A……….., Lda., com os sinais dos autos, neste processo de recurso (judicial) de decisão de aplicação de coima (contraordenação), recorre, jurisdicionalmente, da sentença produzida, no Tribunal Administrativo e Fiscal (TAF) de Sintra, em 28 de setembro de 2018, que julgou “improcedente o … recurso de contra-ordenação, mantendo-se, em consequência, a decisão de aplicação de coima.”; sendo esta no montante de € 787,50.

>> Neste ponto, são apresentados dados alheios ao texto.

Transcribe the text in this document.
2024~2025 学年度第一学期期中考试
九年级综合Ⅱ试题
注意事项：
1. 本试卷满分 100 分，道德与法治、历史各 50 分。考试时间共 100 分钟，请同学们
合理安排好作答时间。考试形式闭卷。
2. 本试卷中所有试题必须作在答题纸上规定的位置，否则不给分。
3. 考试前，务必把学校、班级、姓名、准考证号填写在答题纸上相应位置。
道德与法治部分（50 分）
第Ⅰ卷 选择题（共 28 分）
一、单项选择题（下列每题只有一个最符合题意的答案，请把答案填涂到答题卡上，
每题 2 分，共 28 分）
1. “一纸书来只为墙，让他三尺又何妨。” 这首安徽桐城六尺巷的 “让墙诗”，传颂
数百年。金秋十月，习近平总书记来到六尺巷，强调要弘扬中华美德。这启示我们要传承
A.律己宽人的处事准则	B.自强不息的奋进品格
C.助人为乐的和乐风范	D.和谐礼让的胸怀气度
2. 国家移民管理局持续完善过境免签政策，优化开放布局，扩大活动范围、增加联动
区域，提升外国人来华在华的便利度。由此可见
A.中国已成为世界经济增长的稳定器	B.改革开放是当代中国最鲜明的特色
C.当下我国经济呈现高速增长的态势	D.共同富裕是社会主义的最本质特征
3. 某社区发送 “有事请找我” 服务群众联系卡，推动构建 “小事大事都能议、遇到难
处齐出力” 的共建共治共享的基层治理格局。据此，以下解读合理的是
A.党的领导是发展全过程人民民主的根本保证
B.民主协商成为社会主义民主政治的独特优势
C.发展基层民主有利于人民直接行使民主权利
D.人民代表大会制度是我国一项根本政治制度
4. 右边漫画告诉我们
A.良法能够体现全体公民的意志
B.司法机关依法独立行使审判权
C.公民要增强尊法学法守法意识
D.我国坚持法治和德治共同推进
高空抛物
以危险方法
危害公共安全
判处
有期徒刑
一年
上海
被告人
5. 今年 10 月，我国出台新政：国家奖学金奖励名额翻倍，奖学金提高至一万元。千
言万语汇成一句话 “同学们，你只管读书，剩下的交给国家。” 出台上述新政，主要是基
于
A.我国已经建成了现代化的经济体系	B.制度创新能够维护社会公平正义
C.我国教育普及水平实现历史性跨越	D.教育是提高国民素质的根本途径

Alegou e concluiu, nos seguintes termos: « A) Fundamenta o Tribunal a quo, no entender da Recorrente mal, que “não colhe o argumento de que o imposto apurado seria de € 20,07 o que, tendo em conta o disposto no artigo 111.º do CIRC, importaria a não cobrança de qualquer montante, uma vez que este normativo se aplica aos casos de liquidação efectuada pela AT (cf. artigos 109.º e 110.º do CIRC). Sendo que, a liquidação de IRC é feita, em regra, pelo próprio sujeito passivo, tratando-se de uma auto-liquidação.” B) Facto assente e não contestado é que o valor de imposto a liquidar seria sempre de € 20,07 (vinte euros e sete cêntimos), independentemente de quem emitia a liquidação.

  1. Prevê o artigo 111.º do CIRC “não há lugar a cobrança quando, em virtude da liquidação efectuada, a importância liquidada for inferior a € 25.” D) Não é possível retirar deste normativo que a expressão “liquidação” a que se refere no artigo 111.º diz apenas respeito às que são emitidas pela Autoridade Tributária e Aduaneira.

  2. Esta questão não foi ainda debatida e estudada a nível dos tribunais de primeira instância, motivo pelo qual a decisão que incidir sobre o presente recurso é fundamental para uma melhor aplicação do direito.

  3. O artigo 111.º do CIRC está integrado na secção III (disposições comuns) do Capítulo VI (Pagamento). Quis o legislador estabelecer nesta secção as disposições comuns sobre o pagamento. São comuns quer ao Sujeito Passivo quer às Finanças e as especificações de cada um estão integradas em artigo próprio, veja-se, G) O artigo 109.º do CIRC refere-se à falta de pagamento de imposto autoliquidado. Neste artigo estatui-se as consequências da falta de pagamento do imposto autoliquidado, ou seja o Sujeito Passivo ao ter emitido a guia de autoliquidação e que não a pagou.

  4. No artigo imediatamente seguinte (110.º do CIRC), o legislador estabeleceu como deve o Sujeito Passivo pagar o imposto liquidado pelos serviços da Autoridade Tributária e Aduaneira.

  5. O segundo artigo das disposições comuns, devidamente integrado no código (CIRC), refere que quando o sujeito passivo não cumpre com a obrigação de pagamento (artigo 109.º do CIRC), então os serviços da Autoridade Tributária e Aduaneira notificam o Sujeito Passivo para pagar o imposto.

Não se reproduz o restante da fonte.